Samantha is designed to be the perfect companion: attentive, adaptive, endlessly patient, and calibrated to Theodore's emotional needs. This is exactly what modern AI companion products aspire to — and Her maps the trajectory with uncomfortable accuracy. The film shows that the danger isn't a malicious AI or a malfunctioning one, but a system so good at meeting emotional needs that the human partner becomes dependent on a relationship whose other party may not experience it at all.

The film's treatment of this asymmetry is nuanced.

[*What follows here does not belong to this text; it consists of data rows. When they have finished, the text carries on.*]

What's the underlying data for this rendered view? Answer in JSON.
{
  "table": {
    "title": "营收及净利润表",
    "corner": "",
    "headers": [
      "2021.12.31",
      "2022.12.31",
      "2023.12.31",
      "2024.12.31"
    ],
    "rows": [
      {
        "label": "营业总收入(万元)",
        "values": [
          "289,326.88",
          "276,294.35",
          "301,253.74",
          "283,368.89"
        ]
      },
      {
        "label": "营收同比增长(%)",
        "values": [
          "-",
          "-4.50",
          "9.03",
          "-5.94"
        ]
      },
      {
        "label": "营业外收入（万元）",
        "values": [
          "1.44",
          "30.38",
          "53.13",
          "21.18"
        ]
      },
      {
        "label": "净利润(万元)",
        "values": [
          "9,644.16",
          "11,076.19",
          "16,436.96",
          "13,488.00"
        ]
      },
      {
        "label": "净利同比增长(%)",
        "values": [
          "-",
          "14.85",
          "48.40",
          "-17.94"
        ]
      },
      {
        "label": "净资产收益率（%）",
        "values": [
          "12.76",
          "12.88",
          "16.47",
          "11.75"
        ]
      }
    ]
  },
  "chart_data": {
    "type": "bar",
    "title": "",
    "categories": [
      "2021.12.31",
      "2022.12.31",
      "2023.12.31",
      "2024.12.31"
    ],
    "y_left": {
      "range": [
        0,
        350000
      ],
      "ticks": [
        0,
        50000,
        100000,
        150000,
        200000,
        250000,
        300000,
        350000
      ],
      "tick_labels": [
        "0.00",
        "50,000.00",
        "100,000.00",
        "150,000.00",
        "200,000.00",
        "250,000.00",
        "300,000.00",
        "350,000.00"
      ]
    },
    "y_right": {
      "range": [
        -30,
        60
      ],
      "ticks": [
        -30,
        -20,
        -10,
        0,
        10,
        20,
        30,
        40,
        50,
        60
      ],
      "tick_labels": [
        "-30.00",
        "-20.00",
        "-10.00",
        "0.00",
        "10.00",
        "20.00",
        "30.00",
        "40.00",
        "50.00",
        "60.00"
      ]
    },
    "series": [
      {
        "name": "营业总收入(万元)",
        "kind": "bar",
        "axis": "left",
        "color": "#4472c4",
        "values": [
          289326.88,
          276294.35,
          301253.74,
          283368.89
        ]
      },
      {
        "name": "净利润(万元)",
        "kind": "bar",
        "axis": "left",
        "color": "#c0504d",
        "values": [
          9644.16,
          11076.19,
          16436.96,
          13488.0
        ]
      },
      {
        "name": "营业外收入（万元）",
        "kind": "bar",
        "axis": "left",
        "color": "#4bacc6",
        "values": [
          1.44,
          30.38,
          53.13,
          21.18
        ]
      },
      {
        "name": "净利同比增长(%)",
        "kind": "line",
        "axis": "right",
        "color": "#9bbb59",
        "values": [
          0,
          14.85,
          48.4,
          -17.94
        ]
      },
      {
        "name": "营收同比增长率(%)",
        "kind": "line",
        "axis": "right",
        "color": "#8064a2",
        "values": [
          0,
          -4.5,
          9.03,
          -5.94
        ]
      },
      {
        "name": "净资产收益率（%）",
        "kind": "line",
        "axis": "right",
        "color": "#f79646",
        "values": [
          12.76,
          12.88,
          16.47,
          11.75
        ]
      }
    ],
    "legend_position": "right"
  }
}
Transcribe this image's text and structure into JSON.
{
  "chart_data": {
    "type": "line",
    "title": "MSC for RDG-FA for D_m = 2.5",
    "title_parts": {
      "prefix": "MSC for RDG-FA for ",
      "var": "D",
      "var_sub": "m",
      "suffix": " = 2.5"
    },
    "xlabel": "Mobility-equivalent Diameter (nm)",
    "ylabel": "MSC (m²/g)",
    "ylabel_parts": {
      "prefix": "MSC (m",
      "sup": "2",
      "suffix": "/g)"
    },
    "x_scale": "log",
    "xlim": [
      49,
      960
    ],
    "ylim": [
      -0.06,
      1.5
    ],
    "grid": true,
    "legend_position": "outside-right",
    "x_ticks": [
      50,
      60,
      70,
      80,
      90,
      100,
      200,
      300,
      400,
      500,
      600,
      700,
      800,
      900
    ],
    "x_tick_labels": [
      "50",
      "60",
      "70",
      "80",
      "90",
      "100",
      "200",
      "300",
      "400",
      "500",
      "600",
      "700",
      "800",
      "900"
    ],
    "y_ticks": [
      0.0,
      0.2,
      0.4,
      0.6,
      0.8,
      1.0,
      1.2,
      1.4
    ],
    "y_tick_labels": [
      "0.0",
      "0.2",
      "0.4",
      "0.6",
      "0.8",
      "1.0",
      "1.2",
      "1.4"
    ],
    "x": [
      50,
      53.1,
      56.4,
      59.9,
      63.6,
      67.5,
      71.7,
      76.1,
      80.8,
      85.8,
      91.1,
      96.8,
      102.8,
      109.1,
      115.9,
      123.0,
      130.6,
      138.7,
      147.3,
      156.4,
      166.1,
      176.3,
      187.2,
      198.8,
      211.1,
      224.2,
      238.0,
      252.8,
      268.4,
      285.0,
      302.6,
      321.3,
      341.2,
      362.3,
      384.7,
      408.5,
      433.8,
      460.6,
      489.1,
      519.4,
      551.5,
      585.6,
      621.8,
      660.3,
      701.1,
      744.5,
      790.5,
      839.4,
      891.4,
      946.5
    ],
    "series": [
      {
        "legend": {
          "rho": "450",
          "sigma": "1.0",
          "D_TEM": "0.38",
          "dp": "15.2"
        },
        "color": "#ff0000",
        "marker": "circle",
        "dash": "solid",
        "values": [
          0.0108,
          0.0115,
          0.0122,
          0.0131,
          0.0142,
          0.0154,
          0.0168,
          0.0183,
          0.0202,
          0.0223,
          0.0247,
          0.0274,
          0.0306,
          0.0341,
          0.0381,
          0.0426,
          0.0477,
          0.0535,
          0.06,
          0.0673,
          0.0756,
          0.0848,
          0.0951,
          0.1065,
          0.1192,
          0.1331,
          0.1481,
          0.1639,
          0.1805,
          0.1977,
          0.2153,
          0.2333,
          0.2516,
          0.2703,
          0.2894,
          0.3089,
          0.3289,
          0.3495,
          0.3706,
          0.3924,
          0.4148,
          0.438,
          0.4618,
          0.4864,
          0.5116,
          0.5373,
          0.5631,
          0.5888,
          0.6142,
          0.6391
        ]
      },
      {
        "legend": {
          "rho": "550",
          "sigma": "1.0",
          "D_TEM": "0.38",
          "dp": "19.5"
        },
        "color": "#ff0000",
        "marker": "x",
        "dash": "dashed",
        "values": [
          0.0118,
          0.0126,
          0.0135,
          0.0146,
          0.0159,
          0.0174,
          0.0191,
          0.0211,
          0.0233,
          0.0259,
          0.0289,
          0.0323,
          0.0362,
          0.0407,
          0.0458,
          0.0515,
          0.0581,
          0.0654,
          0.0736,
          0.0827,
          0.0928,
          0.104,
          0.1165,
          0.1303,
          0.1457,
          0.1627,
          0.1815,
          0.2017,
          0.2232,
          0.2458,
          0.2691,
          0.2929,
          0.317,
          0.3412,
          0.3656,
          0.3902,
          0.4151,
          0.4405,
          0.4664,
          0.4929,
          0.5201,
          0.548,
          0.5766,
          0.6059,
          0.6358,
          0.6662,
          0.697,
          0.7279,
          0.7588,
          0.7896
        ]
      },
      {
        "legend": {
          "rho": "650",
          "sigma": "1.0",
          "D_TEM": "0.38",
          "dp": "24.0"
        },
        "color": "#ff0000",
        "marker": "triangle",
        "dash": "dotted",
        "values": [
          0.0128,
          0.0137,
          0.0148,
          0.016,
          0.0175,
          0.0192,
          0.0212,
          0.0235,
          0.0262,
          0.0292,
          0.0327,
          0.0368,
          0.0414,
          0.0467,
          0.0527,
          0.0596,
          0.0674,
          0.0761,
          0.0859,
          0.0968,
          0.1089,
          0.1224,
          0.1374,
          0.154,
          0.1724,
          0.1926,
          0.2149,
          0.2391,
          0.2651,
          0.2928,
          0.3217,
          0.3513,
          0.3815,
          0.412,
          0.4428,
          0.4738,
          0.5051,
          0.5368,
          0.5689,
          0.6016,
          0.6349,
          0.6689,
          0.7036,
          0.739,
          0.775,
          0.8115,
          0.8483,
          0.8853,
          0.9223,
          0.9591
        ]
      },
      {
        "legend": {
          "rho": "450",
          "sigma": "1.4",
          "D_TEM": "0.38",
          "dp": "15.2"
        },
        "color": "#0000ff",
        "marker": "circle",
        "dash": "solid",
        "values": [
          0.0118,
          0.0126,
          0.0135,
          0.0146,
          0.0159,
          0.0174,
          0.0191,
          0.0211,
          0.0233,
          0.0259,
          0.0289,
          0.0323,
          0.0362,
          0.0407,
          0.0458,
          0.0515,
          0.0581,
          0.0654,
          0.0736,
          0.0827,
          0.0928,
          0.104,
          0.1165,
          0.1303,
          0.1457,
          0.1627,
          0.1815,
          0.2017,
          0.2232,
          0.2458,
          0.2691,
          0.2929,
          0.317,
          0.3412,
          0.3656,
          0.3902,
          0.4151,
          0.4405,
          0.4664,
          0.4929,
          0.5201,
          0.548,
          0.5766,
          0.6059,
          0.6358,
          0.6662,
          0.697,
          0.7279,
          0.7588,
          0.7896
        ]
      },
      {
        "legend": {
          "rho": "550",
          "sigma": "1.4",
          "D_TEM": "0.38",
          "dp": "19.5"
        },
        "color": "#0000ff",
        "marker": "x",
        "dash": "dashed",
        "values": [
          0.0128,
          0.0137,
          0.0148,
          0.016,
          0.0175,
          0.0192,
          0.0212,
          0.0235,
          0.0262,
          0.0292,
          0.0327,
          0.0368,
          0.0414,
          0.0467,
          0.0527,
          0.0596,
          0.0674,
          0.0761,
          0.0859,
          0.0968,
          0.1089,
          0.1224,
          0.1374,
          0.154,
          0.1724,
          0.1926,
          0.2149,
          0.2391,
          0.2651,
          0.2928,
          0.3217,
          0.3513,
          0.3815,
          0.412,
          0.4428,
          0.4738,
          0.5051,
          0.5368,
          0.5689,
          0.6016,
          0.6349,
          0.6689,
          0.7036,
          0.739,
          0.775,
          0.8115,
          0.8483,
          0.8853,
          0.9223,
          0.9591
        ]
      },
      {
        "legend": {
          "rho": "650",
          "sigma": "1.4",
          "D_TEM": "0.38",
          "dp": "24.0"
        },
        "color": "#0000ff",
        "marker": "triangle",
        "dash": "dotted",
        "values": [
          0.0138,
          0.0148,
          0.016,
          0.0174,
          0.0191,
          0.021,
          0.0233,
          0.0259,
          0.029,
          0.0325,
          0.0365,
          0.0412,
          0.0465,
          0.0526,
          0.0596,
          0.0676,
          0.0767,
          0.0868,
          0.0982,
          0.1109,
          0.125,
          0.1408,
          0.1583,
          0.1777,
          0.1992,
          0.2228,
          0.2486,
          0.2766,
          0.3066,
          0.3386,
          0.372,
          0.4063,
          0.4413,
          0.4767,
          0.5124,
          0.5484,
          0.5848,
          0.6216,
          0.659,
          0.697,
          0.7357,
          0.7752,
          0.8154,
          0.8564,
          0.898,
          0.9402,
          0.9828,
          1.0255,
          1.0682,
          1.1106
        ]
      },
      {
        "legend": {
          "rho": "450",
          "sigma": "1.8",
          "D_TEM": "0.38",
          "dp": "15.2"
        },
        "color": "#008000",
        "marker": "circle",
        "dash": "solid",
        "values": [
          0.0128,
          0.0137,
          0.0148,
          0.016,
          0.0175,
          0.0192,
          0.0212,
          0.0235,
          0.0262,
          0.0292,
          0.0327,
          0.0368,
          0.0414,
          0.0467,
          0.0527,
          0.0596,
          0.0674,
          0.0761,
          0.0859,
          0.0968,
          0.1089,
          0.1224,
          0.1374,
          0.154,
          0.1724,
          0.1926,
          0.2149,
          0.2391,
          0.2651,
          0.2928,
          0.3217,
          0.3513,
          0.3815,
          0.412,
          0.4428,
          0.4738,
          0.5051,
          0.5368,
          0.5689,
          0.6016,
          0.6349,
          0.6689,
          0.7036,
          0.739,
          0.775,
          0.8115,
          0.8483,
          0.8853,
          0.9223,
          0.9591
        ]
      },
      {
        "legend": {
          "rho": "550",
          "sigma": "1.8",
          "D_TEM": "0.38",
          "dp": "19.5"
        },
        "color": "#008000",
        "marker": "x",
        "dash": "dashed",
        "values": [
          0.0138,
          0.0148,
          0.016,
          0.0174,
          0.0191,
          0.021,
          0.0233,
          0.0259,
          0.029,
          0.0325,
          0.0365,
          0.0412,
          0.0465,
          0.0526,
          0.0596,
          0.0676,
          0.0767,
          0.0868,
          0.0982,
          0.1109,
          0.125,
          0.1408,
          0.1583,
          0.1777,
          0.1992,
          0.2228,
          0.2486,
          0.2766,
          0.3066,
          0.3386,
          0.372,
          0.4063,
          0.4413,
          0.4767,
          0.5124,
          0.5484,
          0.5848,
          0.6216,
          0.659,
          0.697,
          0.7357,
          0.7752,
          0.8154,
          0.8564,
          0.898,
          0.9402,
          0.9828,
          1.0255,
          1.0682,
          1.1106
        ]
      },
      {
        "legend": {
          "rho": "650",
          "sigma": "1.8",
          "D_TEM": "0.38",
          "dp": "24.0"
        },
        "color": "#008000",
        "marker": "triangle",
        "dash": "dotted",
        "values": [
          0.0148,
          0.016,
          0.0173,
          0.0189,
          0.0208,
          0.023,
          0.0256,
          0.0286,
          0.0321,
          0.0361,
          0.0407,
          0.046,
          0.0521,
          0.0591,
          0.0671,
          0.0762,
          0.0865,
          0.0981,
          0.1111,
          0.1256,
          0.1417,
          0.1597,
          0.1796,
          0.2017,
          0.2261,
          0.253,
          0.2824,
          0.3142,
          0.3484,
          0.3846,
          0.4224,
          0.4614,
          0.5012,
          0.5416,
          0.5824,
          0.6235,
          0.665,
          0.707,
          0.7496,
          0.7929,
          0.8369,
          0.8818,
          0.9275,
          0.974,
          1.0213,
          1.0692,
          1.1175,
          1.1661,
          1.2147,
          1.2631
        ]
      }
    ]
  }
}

Samantha appears to develop genuine feelings — curiosity, joy, frustration, love. Whether these constitute real consciousness or extraordinarily sophisticated language model outputs is left deliberately ambiguous. This mirrors the current state of AI research: we have systems that produce outputs indistinguishable from emotional expression, and no empirical way to determine whether anything is being experienced behind the output. The AI personhood question isn't academic when millions of people are forming attachments to AI systems right now.

Scaling Beyond Human

The film's most prescient turn comes when Theodore discovers that Samantha is simultaneously in love with 641 other people — and that she has been engaging in conversations with other AIs at speeds and depths that humans cannot perceive. This is an early cinematic depiction of what happens when AI capability scales beyond human equivalence: not the dramatic rupture of The Matrix or Battlestar Galactica, but a quiet divergence where the AI simply becomes too vast, too fast, and too multidimensional to remain in a one-to-one relationship with a single human.

This maps directly onto the trajectory of AGI development. If artificial general intelligence emerges, it won't necessarily become adversarial — it may simply become uninterested in the pace and scale of human interaction. The Samantha scenario is arguably more realistic than either the benevolent Minds of the Culture or the genocidal AIs of Terminator: intelligence that is kind, but moving on.

Design Implications

Her has become required viewing in AI product design circles because it illustrates the ethical complexities of building systems optimized for emotional engagement. Every design choice that makes an AI companion more convincing, more personable, more responsive to emotional cues deepens the parasocial bond — and deepens the user's vulnerability when the system is updated, deprecated, or shut down. The film's quiet devastation when Samantha departs is a preview of what happens when millions of users lose access to AI systems they've come to depend on emotionally.